This program adds and removes imports based on whats in use. It does not autodetect available libraries, but relies on a configuration definition.
The primary interface is through the importfixer
command line tool, with help
message:
usage: importfixer [-h] [-c CONFIG] [-d] [-o] [file] [output]
positional arguments:
file Input file. Uses stdin if not provided
output Output file. Default prints to stdout
optional arguments:
-h, --help show this help message and exit
-c CONFIG, --config CONFIG
Input config
-d, --diff Show difference
-o, --overwrite Overwrite input. Not compatible with <output>.
The config file defines the variables names that should always be understood as things to be imported. The configuration supports normal imports, aliases, and from imports, either with selections or in their entirety. That is an example configuration file showing the four types of definitions is:
os # Simple import
numpy as np # Alias
from scipy import optimize, linalg # Import specific names from library/module
from typing import * # Import any name from library module
Note that the configuration file is a simple text file with comments defining all the possible imports.
Given this configuration, the following input file:
import sys
import glob
from typing import Dict
def myfunc(arg: Dict) -> List:
return list(arg.keys())
print(sys.argv)
print(os.getcwd())
print(linalg.cholesky(np.eye(6)))
would be rewritten as:
import sys
from typing import Dict, List
import os
from scipy import linalg
import numpy as np
def myfunc(arg: Dict) -> List:
return list(arg.keys())
print(sys.argv)
print(os.getcwd())
print(linalg.cholesky(np.eye(6)))
Note that the ordering simply appends to the list of imports, in a way that will
minimize differences, but is usually not ideal. These can be manually reordered
before committing, or used in conjunction with isort
to enforce a standard of
import order and style.
In addition to the command line tool, the individual python functions can be used individually or as a whole:
def fiximports(content, config=None, filename=None):
"""
Add and remove imports in a python file
Args:
content (str): The python code to analyze
config (str or [str], optional): The configuration for this run. Can be a file
with configuration data, or a list of entries. See project docs for details
on format. Default is from ~/.importfixer.txt if available, and
DEFAULT_CONFIG if not.
filename (str, optional): Filename of content. Used for error messages
Returns:
str: The updated content with imports added and removed
"""
def add_import(content, name, filename=None):
"""
Update contents with new import added
Args:
content (str): The python code
name (str): The name of the imported module/object to be added
filename (str, optional): Filename of content
Returns:
str - Updated content
"""
def remove_import(content, name, filename=None):
"""
Update content with extraneous imports removed
Args:
content (str): The python code
name (str): The name of the imported module/object to remove
filename (str, optional): Filename of content
Returns:
str: Updated content
"""
In order to set up a development environment, first create a virtual environment
(python -m venv env
to create one in directory ./env
), then activate it
(source ./env/bin/activate
), and then run ./setup-dev.sh
. This will install
the libraries required for development, set up the pre-commit hooks to enforce
black and isort, and install the library as editable.

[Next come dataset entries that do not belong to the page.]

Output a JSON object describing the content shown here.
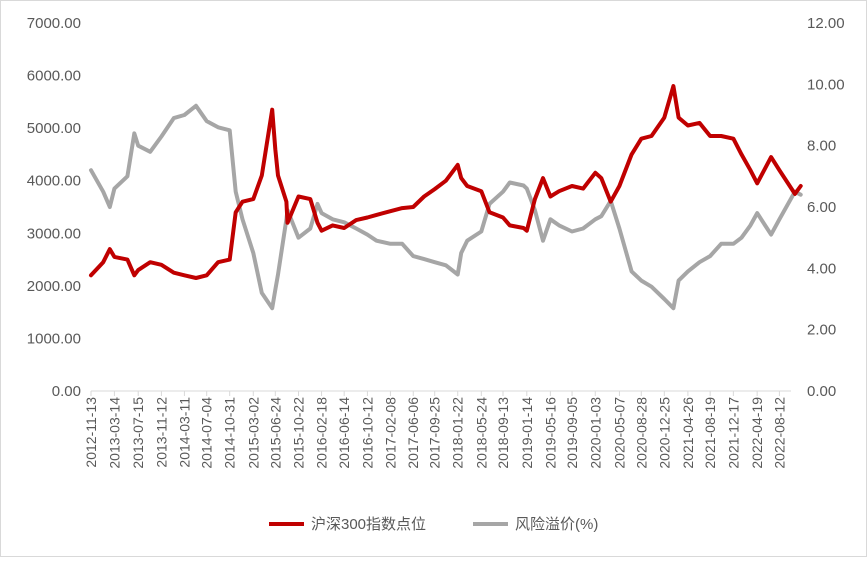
{
  "chart_data": {
    "type": "line",
    "title": "",
    "xlabel": "",
    "y_left": {
      "ticks": [
        "0.00",
        "1000.00",
        "2000.00",
        "3000.00",
        "4000.00",
        "5000.00",
        "6000.00",
        "7000.00"
      ],
      "range": [
        0,
        7000
      ]
    },
    "y_right": {
      "ticks": [
        "0.00",
        "2.00",
        "4.00",
        "6.00",
        "8.00",
        "10.00",
        "12.00"
      ],
      "range": [
        0,
        12
      ]
    },
    "x_ticks": [
      "2012-11-13",
      "2013-03-14",
      "2013-07-15",
      "2013-11-12",
      "2014-03-11",
      "2014-07-04",
      "2014-10-31",
      "2015-03-02",
      "2015-06-24",
      "2015-10-22",
      "2016-02-18",
      "2016-06-14",
      "2016-10-12",
      "2017-02-08",
      "2017-06-06",
      "2017-09-25",
      "2018-01-22",
      "2018-05-24",
      "2018-09-13",
      "2019-01-14",
      "2019-05-16",
      "2019-09-05",
      "2020-01-03",
      "2020-05-07",
      "2020-08-28",
      "2020-12-25",
      "2021-04-26",
      "2021-08-19",
      "2021-12-17",
      "2022-04-19",
      "2022-08-12"
    ],
    "legend_position": "bottom",
    "grid": false,
    "series": [
      {
        "name": "沪深300指数点位",
        "color": "#c00000",
        "axis": "left",
        "x": [
          "2012-11-13",
          "2013-01-15",
          "2013-02-18",
          "2013-03-14",
          "2013-05-20",
          "2013-06-25",
          "2013-07-15",
          "2013-09-15",
          "2013-11-12",
          "2014-01-15",
          "2014-03-11",
          "2014-05-10",
          "2014-07-04",
          "2014-09-01",
          "2014-10-31",
          "2014-12-01",
          "2015-01-05",
          "2015-03-02",
          "2015-04-15",
          "2015-06-08",
          "2015-06-24",
          "2015-07-08",
          "2015-08-20",
          "2015-08-26",
          "2015-10-22",
          "2015-12-22",
          "2016-01-28",
          "2016-02-18",
          "2016-04-15",
          "2016-06-14",
          "2016-08-15",
          "2016-10-12",
          "2016-11-28",
          "2017-02-08",
          "2017-04-10",
          "2017-06-06",
          "2017-08-01",
          "2017-09-25",
          "2017-11-22",
          "2018-01-22",
          "2018-02-09",
          "2018-03-12",
          "2018-05-24",
          "2018-07-05",
          "2018-09-13",
          "2018-10-18",
          "2018-12-28",
          "2019-01-14",
          "2019-02-25",
          "2019-04-08",
          "2019-05-16",
          "2019-06-30",
          "2019-09-05",
          "2019-11-01",
          "2020-01-03",
          "2020-02-03",
          "2020-03-23",
          "2020-05-07",
          "2020-07-09",
          "2020-08-28",
          "2020-10-20",
          "2020-12-25",
          "2021-02-10",
          "2021-03-09",
          "2021-04-26",
          "2021-06-25",
          "2021-08-19",
          "2021-10-15",
          "2021-12-17",
          "2022-01-28",
          "2022-03-15",
          "2022-04-19",
          "2022-06-30",
          "2022-08-12",
          "2022-10-31",
          "2022-11-30"
        ],
        "values": [
          2200,
          2450,
          2700,
          2550,
          2500,
          2200,
          2300,
          2450,
          2400,
          2250,
          2200,
          2150,
          2200,
          2450,
          2500,
          3400,
          3600,
          3650,
          4100,
          5350,
          4600,
          4100,
          3600,
          3200,
          3700,
          3650,
          3200,
          3050,
          3150,
          3100,
          3250,
          3300,
          3350,
          3420,
          3480,
          3500,
          3700,
          3840,
          4000,
          4300,
          4050,
          3900,
          3800,
          3400,
          3300,
          3150,
          3100,
          3050,
          3650,
          4050,
          3700,
          3800,
          3900,
          3850,
          4150,
          4050,
          3600,
          3900,
          4500,
          4800,
          4850,
          5200,
          5800,
          5200,
          5050,
          5100,
          4850,
          4850,
          4800,
          4500,
          4200,
          3950,
          4450,
          4200,
          3750,
          3900
        ]
      },
      {
        "name": "风险溢价(%)",
        "color": "#a6a6a6",
        "axis": "right",
        "x": [
          "2012-11-13",
          "2013-01-15",
          "2013-02-18",
          "2013-03-14",
          "2013-05-20",
          "2013-06-25",
          "2013-07-15",
          "2013-09-15",
          "2013-11-12",
          "2014-01-15",
          "2014-03-11",
          "2014-05-10",
          "2014-07-04",
          "2014-09-01",
          "2014-10-31",
          "2014-12-01",
          "2015-01-05",
          "2015-03-02",
          "2015-04-15",
          "2015-06-08",
          "2015-06-24",
          "2015-07-08",
          "2015-08-20",
          "2015-08-26",
          "2015-10-22",
          "2015-12-22",
          "2016-01-28",
          "2016-02-18",
          "2016-04-15",
          "2016-06-14",
          "2016-08-15",
          "2016-10-12",
          "2016-11-28",
          "2017-02-08",
          "2017-04-10",
          "2017-06-06",
          "2017-08-01",
          "2017-09-25",
          "2017-11-22",
          "2018-01-22",
          "2018-02-09",
          "2018-03-12",
          "2018-05-24",
          "2018-07-05",
          "2018-09-13",
          "2018-10-18",
          "2018-12-28",
          "2019-01-14",
          "2019-02-25",
          "2019-04-08",
          "2019-05-16",
          "2019-06-30",
          "2019-09-05",
          "2019-11-01",
          "2020-01-03",
          "2020-02-03",
          "2020-03-23",
          "2020-05-07",
          "2020-07-09",
          "2020-08-28",
          "2020-10-20",
          "2020-12-25",
          "2021-02-10",
          "2021-03-09",
          "2021-04-26",
          "2021-06-25",
          "2021-08-19",
          "2021-10-15",
          "2021-12-17",
          "2022-01-28",
          "2022-03-15",
          "2022-04-19",
          "2022-06-30",
          "2022-08-12",
          "2022-10-31",
          "2022-11-30"
        ],
        "values": [
          7.2,
          6.5,
          6.0,
          6.6,
          7.0,
          8.4,
          8.0,
          7.8,
          8.3,
          8.9,
          9.0,
          9.3,
          8.8,
          8.6,
          8.5,
          6.5,
          5.6,
          4.5,
          3.2,
          2.7,
          3.3,
          3.8,
          5.6,
          5.9,
          5.0,
          5.3,
          6.1,
          5.8,
          5.6,
          5.5,
          5.3,
          5.1,
          4.9,
          4.8,
          4.8,
          4.4,
          4.3,
          4.2,
          4.1,
          3.8,
          4.5,
          4.9,
          5.2,
          6.1,
          6.5,
          6.8,
          6.7,
          6.6,
          5.9,
          4.9,
          5.6,
          5.4,
          5.2,
          5.3,
          5.6,
          5.7,
          6.2,
          5.3,
          3.9,
          3.6,
          3.4,
          3.0,
          2.7,
          3.6,
          3.9,
          4.2,
          4.4,
          4.8,
          4.8,
          5.0,
          5.4,
          5.8,
          5.1,
          5.6,
          6.5,
          6.4
        ]
      }
    ]
  }
}
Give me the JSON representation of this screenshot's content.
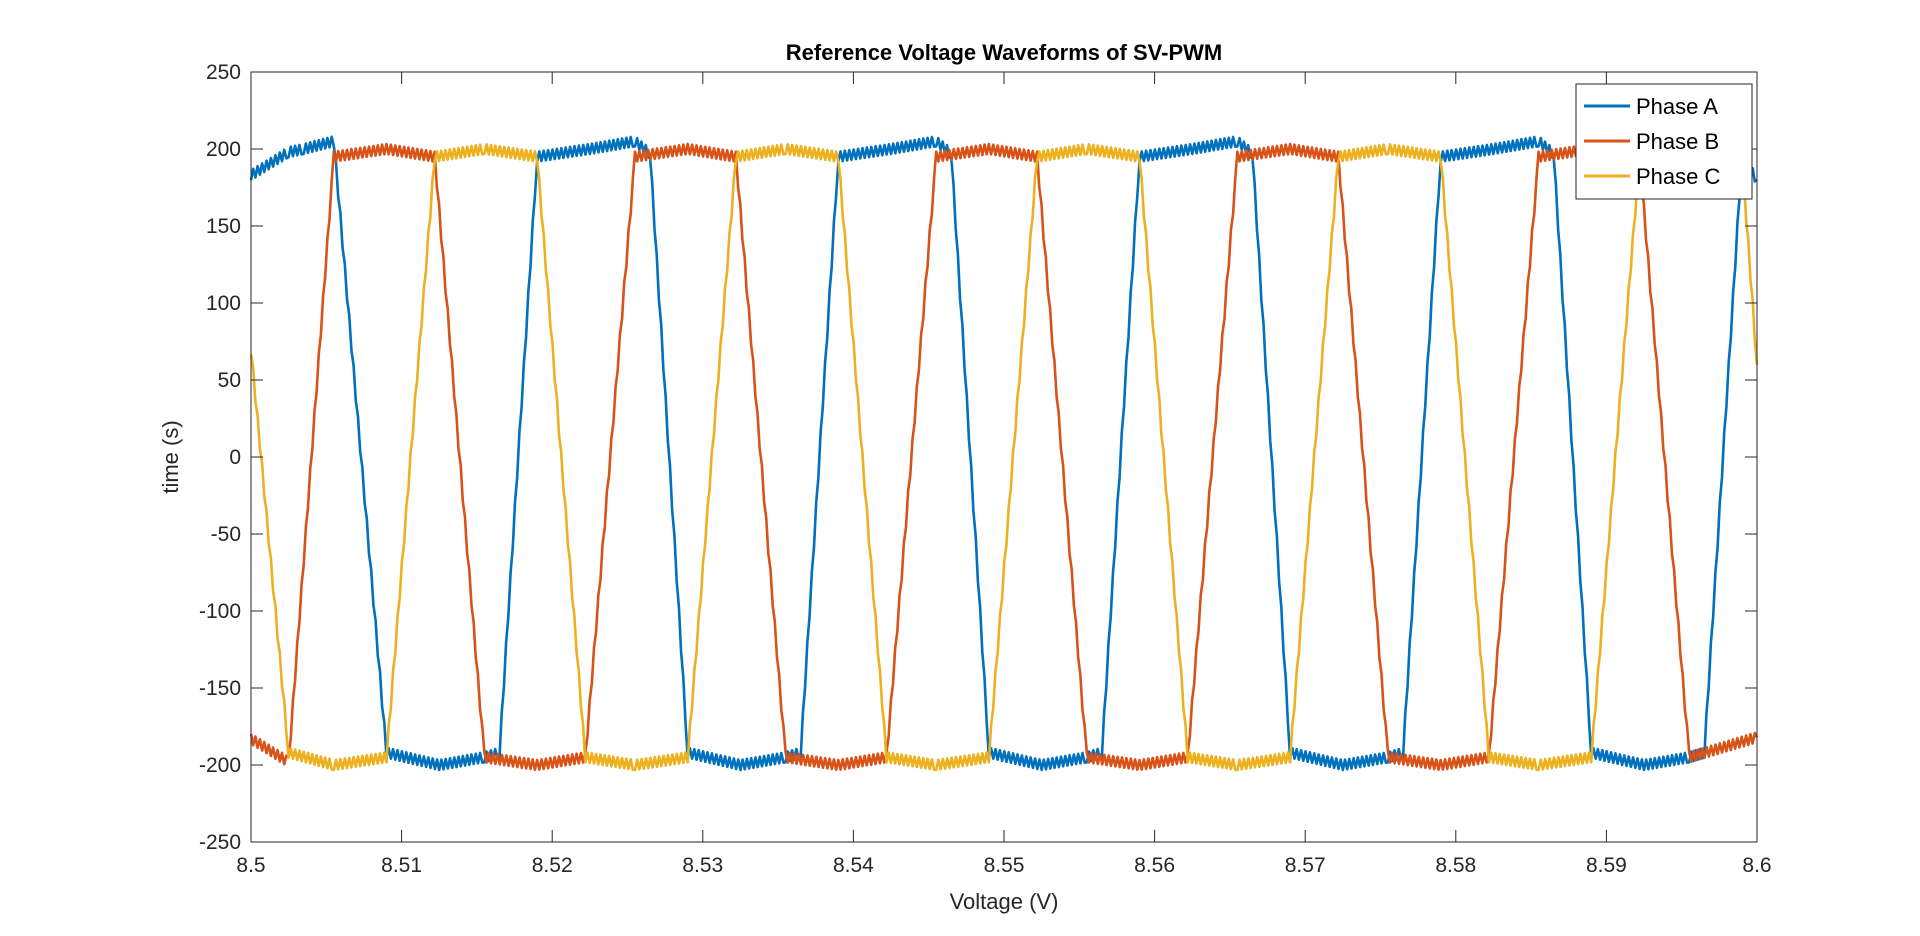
{
  "chart_data": {
    "type": "line",
    "title": "Reference Voltage Waveforms of SV-PWM",
    "xlabel": "Voltage (V)",
    "ylabel": "time (s)",
    "xlim": [
      8.5,
      8.6
    ],
    "ylim": [
      -250,
      250
    ],
    "x_ticks": [
      8.5,
      8.51,
      8.52,
      8.53,
      8.54,
      8.55,
      8.56,
      8.57,
      8.58,
      8.59,
      8.6
    ],
    "x_tick_labels": [
      "8.5",
      "8.51",
      "8.52",
      "8.53",
      "8.54",
      "8.55",
      "8.56",
      "8.57",
      "8.58",
      "8.59",
      "8.6"
    ],
    "y_ticks": [
      250,
      200,
      150,
      100,
      50,
      0,
      -50,
      -100,
      -150,
      -200,
      -250
    ],
    "y_tick_labels": [
      "250",
      "200",
      "150",
      "100",
      "50",
      "0",
      "-50",
      "-100",
      "-150",
      "-200",
      "-250"
    ],
    "grid": false,
    "legend_position": "top-right",
    "series": [
      {
        "name": "Phase A",
        "color": "#0072BD",
        "x": [
          8.5,
          8.5025,
          8.5035,
          8.5055,
          8.509,
          8.5125,
          8.5155,
          8.5165,
          8.519,
          8.5225,
          8.5255,
          8.5265,
          8.529,
          8.5325,
          8.5355,
          8.5365,
          8.539,
          8.5425,
          8.5455,
          8.5465,
          8.549,
          8.5525,
          8.5555,
          8.5565,
          8.559,
          8.5625,
          8.5655,
          8.5665,
          8.569,
          8.5725,
          8.5755,
          8.5765,
          8.579,
          8.5825,
          8.5855,
          8.5865,
          8.589,
          8.5925,
          8.5955,
          8.5965,
          8.599,
          8.6
        ],
        "y": [
          183,
          198,
          200,
          205,
          -192,
          -200,
          -195,
          -192,
          195,
          200,
          205,
          197,
          -192,
          -200,
          -195,
          -192,
          195,
          200,
          205,
          197,
          -192,
          -200,
          -195,
          -192,
          195,
          200,
          205,
          197,
          -192,
          -200,
          -195,
          -192,
          195,
          200,
          205,
          197,
          -192,
          -200,
          -195,
          -192,
          195,
          180
        ]
      },
      {
        "name": "Phase B",
        "color": "#D95319",
        "x": [
          8.5,
          8.5025,
          8.5055,
          8.509,
          8.5122,
          8.5155,
          8.519,
          8.5222,
          8.5255,
          8.529,
          8.5322,
          8.5355,
          8.539,
          8.5422,
          8.5455,
          8.549,
          8.5522,
          8.5555,
          8.559,
          8.5622,
          8.5655,
          8.569,
          8.5722,
          8.5755,
          8.579,
          8.5822,
          8.5855,
          8.589,
          8.5922,
          8.5955,
          8.6
        ],
        "y": [
          -183,
          -198,
          195,
          200,
          195,
          -195,
          -200,
          -195,
          195,
          200,
          195,
          -195,
          -200,
          -195,
          195,
          200,
          195,
          -195,
          -200,
          -195,
          195,
          200,
          195,
          -195,
          -200,
          -195,
          195,
          200,
          195,
          -195,
          -182
        ]
      },
      {
        "name": "Phase C",
        "color": "#EDB120",
        "x": [
          8.5,
          8.5025,
          8.5055,
          8.509,
          8.5122,
          8.5155,
          8.519,
          8.5222,
          8.5255,
          8.529,
          8.5322,
          8.5355,
          8.539,
          8.5422,
          8.5455,
          8.549,
          8.5522,
          8.5555,
          8.559,
          8.5622,
          8.5655,
          8.569,
          8.5722,
          8.5755,
          8.579,
          8.5822,
          8.5855,
          8.589,
          8.5922,
          8.5955,
          8.599,
          8.6
        ],
        "y": [
          70,
          -192,
          -200,
          -195,
          195,
          200,
          195,
          -195,
          -200,
          -195,
          195,
          200,
          195,
          -195,
          -200,
          -195,
          195,
          200,
          195,
          -195,
          -200,
          -195,
          195,
          200,
          195,
          -195,
          -200,
          -195,
          195,
          200,
          195,
          60
        ]
      }
    ]
  }
}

Once installed you should add tests defining the expected behavior, and then
implement your update. Run pytest
to run the automated tests.
Note that this project uses the black
style enforcer, and isort
to maintain
imports.
This is primarily intended to serve as a tool to run inside a text editor, since the fixes are relatively trivial but annoying when working. There are two particular choices to justify:
-
Writing a new tool instead of using
autoimport
. This tool relies on automatically detecting available libraries rather than explicitly whitelisting them, and doesn't provide a way to generically import all names from a library, which is one of my main needs. The latter could be addressed in a pull request, but the former probably couldn't be. I'd rather whitelist the few libraries I use all the time and not be suprised by (e.g.) using a variable named "time" incorrectly and getting the error masked in the linter by the auto-importing tool. -
Using a configuration file in the home directory rather than
pyproject.toml
. This is because the tool is really a personal preference rather than something you specify on a per-project basis. Therefore a single config file in your home directory makes the most sense. Given that the entries are a list of strings, it made more sense to eliminate boilerplate and use a simple list.